Clean energy, research and innovation are chancellor’s vision for SUNY

Photo courtesy of the State University of New York
SUNY Chancellor Kristina Johnson outlined her plan for the SUNY system, including using more renewable energy, doubling the amount of research, and creating an individualized experience for students on all 64 campuses.

State University of New York Chancellor Kristina Johnson delivered her first State of the University System Address on January 22, sharing her vision to increase research, encourage more individualized education and reduce the system’s carbon footprint across 64 SUNY campuses within the next decade.

“In my travels to the campuses, I have developed a soaring pride that SUNY is able to offer its students so many different opportunities to build a better world,” Johnson. “Each SUNY school is distinctive, with its own history, legacy, and future, but each is also the cultural and economic heart of its community—offering crucial resources for local businesses as well as educating their workforces.”

Johnson—an energy expert, researcher, and entrepreneur, as well as experienced educator—called for a doubling of research and innovation across the SUNY System in the next decade.

With prior experience as Dean of the Pratt School of Engineering at Duke University, and as a current member of the National Academy of Engineering and the National Academy of Inventors, Johnson is familiar with the importance of research and modernization.

She is looking to expand outreach and give more opportunities to students through internships through out of classroom experiences with innovators and entrepreneurs. These initiatives will focus on helping students to learn how to use new technology integral to getting ahead in their field.

“In terms of education and research, the boundaries between disciplines are disappearing,” she said. “For SUNY to be a leader in this next century and realize the potential of artificial and augmented intelligence, we need to increase the cross-disciplinary research, scholarly work, and outreach we do.”

Johnson hopes to expand opportunities and internships in emerging fields like artificial intelligence, robotics, data analytics, and their applications to education and health care, and by making targeted investments in research and faculty development.

“An individual education is not just about helping our students chart a course through our classrooms,” she said. “It is about helping students with different backgrounds and different resources succeed.”

Courtesy of SUNY

Through the Excelsior Scholarship Program, the Tuition Assistance Program, and other state scholarships, half of SUNY students now attend college tuition-free, Johnson pointed out.

But she added that “tuition alone is not enough to help all of our students stay in school and finish their degrees. Other financial concerns, academic barriers, and the general unpredictability of life are challenges we need to be prepared to help our students overcome.”

To that end, she is calling for for new student emergency aid programming – currently being piloted at seven SUNY campuses to address family emergencies and unexpected financial hardships – to be expanded to all 64 campuses.

At one campus, a similar program used funds of as little as $100 to help 87 percent of the students return to class and remain on track to finish their degrees.

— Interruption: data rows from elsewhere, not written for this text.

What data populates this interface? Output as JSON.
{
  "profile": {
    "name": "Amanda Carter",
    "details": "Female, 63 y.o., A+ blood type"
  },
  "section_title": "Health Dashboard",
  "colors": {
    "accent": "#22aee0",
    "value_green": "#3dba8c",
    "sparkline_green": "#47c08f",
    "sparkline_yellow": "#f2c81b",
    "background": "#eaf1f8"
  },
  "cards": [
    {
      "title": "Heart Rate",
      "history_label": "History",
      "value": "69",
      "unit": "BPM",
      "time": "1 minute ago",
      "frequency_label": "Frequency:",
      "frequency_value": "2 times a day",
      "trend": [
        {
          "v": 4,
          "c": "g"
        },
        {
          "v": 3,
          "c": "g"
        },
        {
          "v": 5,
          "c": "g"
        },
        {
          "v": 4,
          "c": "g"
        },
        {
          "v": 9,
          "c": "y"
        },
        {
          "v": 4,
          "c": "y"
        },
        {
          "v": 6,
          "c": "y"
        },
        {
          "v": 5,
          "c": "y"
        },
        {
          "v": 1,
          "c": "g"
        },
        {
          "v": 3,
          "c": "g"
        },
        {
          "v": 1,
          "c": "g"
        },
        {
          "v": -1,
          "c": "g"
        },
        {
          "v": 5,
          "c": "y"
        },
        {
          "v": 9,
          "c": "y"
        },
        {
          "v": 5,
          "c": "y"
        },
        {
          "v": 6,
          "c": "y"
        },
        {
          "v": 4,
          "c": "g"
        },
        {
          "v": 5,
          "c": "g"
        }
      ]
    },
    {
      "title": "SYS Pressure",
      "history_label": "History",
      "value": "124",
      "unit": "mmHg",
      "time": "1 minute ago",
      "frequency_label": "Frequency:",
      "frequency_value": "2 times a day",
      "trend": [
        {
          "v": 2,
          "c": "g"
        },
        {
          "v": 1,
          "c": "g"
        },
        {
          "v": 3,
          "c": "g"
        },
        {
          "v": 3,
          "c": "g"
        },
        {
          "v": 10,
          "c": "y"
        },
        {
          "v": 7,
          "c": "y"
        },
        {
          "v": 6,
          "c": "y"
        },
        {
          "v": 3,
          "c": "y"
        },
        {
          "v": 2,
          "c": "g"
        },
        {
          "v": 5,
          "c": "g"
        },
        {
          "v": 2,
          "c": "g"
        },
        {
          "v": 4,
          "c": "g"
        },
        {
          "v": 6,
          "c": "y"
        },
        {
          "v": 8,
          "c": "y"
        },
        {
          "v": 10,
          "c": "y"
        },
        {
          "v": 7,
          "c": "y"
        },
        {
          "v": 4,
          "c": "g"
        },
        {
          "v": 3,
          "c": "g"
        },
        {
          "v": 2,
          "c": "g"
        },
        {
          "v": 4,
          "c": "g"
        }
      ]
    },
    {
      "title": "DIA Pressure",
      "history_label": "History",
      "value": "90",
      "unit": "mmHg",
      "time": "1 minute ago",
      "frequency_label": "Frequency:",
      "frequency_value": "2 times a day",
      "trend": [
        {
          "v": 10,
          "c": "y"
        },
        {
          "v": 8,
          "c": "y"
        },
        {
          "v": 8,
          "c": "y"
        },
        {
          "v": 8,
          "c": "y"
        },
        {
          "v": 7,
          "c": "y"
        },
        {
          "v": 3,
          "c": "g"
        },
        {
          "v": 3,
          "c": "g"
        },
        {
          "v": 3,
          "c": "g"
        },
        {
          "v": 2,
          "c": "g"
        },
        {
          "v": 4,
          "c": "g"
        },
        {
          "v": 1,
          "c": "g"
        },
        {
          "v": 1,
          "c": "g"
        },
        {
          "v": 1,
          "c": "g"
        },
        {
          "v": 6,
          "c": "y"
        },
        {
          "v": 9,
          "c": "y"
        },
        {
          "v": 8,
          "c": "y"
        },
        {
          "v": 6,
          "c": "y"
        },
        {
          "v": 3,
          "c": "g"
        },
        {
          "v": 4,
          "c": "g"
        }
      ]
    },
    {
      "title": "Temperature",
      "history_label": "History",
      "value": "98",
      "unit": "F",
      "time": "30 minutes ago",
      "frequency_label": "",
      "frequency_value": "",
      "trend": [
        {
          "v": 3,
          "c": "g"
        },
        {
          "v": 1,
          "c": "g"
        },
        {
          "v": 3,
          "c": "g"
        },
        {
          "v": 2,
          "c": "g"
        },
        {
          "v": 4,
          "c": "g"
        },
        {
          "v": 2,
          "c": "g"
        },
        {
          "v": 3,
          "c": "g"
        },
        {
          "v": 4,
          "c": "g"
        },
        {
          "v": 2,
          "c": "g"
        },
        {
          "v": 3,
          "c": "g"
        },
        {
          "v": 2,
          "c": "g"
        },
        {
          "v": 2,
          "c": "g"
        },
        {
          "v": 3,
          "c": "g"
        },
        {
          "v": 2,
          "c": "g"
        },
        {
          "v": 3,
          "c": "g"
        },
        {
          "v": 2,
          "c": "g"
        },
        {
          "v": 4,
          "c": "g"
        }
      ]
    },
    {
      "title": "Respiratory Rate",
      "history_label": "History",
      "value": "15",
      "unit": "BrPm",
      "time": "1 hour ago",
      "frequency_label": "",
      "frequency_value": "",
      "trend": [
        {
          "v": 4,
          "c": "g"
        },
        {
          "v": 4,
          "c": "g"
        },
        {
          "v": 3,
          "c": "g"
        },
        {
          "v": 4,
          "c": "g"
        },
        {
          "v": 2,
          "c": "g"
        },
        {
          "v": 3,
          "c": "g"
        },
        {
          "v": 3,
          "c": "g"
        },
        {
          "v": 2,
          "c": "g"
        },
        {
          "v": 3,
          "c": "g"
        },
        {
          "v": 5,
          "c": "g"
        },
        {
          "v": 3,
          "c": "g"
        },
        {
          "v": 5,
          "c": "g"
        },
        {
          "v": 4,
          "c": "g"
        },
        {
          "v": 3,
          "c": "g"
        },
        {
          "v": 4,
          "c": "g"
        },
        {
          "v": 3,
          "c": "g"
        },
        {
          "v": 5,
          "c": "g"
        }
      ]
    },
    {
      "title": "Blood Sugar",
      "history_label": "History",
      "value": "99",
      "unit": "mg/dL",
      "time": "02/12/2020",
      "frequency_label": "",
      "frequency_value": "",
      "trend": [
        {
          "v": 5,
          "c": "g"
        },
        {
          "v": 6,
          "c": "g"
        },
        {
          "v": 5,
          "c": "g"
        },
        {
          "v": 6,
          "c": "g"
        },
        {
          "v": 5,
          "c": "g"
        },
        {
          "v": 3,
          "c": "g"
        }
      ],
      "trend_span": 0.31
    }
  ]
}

In addition, she wants to create a food pantry on every campus and pledged to continue to lead the way in preventing sexual assault and violence.

Another major initiative will be a push toward renewable energy across the SUNY system.

Last year SUNY spent $189 million on energy, but the future goal is a transition to clean energy.

Johnson estimates the plan will cut back SUNY’s carbon footprint by more than 400,000 tons of C02 equivalents per year.

Johnson called for purchasing 100 percent of SUNY’s electricity from zero-carbon sources and deep energy retrofits at SUNY campuses, which represent 40 percent of state-owned buildings, and announced the goal to source 100 percent of SUNY’s electricity from zero-net carbon sources as soon as possible.

She also called for all new SUNY buildings to be designed to achieve zero-net carbon emissions.

“The United States has to get a grip on our carbon emissions. And SUNY, as an engine of innovation, has a major responsibility to lead,” she said. “Certainly, our students, who are highly committed to sustainability, want and expect us to lead. Fortunately, Governor Cuomo is one of the nation’s most important leaders on this issue.”